In 1944, Lt. Hazel Dillehay married Captain Robert T. “Rob” DuBose at Brooks Army Air Field in San Antonio, Texas, where their first child was born a year later. Rejoining civilian life after World War II, the couple eventually moved to College Station, Texas, where Rob completed undergraduate, graduate, and Doctor of Veterinary Medicine degrees at Texas A&M while Hazel nursed at a nearby Air Force Base hospital and clinic.

In 1959, the family moved to Blacksburg, Va.,, where Rob had accepted a position at Virginia Polytechnic Institute (subsequently Virginia Tech) and Hazel became a full-time mom, homemaker, and school nurse volunteer. Ten years later she returned to full-time nursing, finishing out her career as Chief Nurse of the medical clinic at the 4,000-employee Radford Army Arsenal munitions facility.

Upon retirement in 1985, Hazel returned to Texas with husband Rob, settling in Flint, a suburb of Tyler. There she continued to enjoy reading, learning, gardening, birdwatching, and visits to the nearby family farm.

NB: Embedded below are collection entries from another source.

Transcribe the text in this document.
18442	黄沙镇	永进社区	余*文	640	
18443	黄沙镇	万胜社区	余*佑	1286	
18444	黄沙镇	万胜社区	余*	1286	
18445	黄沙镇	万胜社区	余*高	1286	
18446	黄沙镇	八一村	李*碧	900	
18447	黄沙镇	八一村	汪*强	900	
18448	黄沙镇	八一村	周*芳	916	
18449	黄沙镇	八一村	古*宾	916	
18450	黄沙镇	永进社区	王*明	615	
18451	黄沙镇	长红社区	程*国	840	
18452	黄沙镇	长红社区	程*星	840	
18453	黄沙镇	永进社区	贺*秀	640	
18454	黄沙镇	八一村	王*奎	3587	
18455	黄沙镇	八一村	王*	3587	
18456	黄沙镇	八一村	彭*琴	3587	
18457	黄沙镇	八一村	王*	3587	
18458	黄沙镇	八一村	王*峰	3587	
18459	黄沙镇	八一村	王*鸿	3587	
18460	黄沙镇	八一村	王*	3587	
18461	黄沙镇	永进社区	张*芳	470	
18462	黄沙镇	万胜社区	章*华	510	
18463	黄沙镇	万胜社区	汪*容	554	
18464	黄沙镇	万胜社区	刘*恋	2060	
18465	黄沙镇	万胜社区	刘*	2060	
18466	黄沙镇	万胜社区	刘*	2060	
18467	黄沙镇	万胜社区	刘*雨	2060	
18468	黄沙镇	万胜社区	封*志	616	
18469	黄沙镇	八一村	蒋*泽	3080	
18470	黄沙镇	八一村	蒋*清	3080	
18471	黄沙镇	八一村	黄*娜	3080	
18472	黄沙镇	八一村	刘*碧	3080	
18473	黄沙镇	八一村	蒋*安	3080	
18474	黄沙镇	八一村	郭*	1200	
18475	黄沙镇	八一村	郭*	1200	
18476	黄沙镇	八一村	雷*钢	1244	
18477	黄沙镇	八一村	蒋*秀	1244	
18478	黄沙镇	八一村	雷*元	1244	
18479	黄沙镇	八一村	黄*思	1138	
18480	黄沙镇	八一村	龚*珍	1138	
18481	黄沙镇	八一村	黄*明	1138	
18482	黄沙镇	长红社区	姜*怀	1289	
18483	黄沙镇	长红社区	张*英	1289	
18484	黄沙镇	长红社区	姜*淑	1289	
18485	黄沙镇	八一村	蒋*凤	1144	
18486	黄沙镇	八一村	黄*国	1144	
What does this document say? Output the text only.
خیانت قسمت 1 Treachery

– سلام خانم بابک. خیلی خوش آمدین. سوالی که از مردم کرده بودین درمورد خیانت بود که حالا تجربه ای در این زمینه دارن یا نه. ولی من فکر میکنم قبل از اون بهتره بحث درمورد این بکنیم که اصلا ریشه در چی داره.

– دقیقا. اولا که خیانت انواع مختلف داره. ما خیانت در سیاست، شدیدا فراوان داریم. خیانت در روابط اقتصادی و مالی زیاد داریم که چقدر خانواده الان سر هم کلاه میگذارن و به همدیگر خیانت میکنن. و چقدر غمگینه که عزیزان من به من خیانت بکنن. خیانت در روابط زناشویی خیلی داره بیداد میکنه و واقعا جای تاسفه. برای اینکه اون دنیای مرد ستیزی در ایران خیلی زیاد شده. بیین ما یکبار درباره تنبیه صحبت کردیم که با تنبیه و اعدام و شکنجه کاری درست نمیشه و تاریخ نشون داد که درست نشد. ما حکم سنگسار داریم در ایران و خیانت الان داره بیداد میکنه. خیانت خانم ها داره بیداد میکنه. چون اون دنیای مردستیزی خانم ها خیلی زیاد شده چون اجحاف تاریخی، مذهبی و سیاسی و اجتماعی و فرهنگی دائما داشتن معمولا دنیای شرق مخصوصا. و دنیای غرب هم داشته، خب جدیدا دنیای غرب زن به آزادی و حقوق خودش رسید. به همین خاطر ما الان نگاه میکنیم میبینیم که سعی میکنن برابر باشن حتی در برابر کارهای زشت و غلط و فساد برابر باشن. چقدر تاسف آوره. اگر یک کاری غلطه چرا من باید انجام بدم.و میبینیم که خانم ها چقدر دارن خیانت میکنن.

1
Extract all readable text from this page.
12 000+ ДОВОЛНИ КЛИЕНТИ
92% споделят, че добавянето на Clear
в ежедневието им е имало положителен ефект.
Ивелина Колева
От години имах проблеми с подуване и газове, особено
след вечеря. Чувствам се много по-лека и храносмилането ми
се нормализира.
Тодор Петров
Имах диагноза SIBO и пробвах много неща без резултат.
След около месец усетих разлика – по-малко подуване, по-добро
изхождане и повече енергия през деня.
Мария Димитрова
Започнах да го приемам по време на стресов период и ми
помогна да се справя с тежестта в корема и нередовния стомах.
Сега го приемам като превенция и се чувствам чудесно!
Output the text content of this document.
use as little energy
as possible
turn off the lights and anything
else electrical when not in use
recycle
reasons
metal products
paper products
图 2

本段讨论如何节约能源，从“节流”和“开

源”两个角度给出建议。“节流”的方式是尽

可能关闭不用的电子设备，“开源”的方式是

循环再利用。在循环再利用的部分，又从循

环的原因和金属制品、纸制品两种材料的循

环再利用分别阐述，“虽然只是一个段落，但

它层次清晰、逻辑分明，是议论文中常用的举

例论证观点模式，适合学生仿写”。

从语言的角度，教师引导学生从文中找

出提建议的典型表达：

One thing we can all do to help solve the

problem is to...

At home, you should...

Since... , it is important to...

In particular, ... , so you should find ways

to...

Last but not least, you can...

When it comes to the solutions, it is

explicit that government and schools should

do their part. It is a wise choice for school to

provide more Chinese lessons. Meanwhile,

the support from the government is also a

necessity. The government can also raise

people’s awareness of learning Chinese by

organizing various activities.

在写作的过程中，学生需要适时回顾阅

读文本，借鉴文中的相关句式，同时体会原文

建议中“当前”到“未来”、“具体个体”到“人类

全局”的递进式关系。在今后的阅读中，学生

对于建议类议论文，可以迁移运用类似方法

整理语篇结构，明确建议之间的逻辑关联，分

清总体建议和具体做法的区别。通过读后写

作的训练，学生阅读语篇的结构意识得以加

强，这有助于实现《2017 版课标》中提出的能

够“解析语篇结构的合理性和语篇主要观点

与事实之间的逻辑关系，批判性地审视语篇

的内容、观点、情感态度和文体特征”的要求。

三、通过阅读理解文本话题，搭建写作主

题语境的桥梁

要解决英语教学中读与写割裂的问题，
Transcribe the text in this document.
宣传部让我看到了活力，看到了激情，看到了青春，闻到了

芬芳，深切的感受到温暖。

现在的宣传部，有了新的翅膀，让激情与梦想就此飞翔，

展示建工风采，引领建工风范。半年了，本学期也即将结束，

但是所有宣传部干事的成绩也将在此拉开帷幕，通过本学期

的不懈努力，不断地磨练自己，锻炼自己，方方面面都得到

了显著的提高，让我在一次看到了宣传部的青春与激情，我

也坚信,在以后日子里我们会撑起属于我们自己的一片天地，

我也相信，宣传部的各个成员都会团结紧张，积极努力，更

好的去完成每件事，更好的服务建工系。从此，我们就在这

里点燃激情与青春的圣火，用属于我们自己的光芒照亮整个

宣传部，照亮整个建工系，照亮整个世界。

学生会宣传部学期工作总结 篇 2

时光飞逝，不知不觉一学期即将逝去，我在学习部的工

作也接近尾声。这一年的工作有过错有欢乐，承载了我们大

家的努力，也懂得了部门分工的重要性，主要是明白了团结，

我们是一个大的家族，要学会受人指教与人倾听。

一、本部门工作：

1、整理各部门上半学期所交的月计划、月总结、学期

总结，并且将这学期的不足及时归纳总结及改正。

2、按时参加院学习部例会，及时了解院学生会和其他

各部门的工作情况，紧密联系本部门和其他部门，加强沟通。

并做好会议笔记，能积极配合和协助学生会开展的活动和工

She was actively involved in both Daughters of the America Revolution and United Daughters of the Confederacy. After Rob’s death in 2001, she remained engaged in studying, observing nature, working daily crosswords, cooking, following the Dallas Cowboys, and managing her own personal and financial affairs.

April of 2019 started a two-and-one-half-year period of surgeries, hospitalizations, home health care, and hospice. During this time eldest son Robert attended as her round-the-clock primary advocate and caregiver. Until shortly before her passage she remained in good spirits and full possession of her faculties, engaged with her family and caregivers, and working her crosswords. The family is especially grateful to her daughter Marcia, who lived with Hazel for her last two decades. After Hazel gave up her car keys (voluntarily) in 2005, Marcia did the driving, shopping, and heavier work, enabling Hazel to continue living independently at home. We will always remember the care and kindness provided by CNA Mandi Fisher during her homecare. Twice-weekly visits from Speech Therapist Penny Morgan Reedy brightened Hazel’s day and enabled her to continue enjoying some “real food” to supplement her feeding tube nutrition. Also, words are inadequate to describe the comfort, honor, and kindness provided to Hazel and family by the entire staff at The Homeplace Hospice of East Texas in her final days. Further, we are grateful for the care and devotion provided over the years by Drs. Ngia Truong, Katrina Glover, and their staffs.

Hazel was preceded in death by her parents and her sister, Doris. In addition to her children, Marcia Dubose, Robert DuBose, and Michael (Ann) DuBose, she is survived by grandchildren, Sarah, Kevin, Kimberly, and Torre; great-grandchildren, Colten, Nikola, Rachel, and Hendrix; brother-in-law, John (Susan) DuBose; nieces, Lisa (Kathy) DuBose, and Madeline (Darrin) Williams; as well as nephews, Ethan Ashalintubbi, Mark (Brittan) DuBose, and Charles (Glenda) Jones.

Arrangements are with Autry Funeral Home, Jacksonville, Texas. Memories and condolences can be shared on their website. A private graveside ceremony with military honors for Hazel is planned. Once the pandemic has sufficiently abated, the family hopes to host an open gathering to celebrate her life and honor her memory. In lieu of flowers, memorials in honor of Hazel may be made to The Homeplace Hospice of East Texas, Cathedral of the Immaculate Conception (both in Tyler, Texas), The Society of St. Vincent Depaul USA, or to the charity of your choice.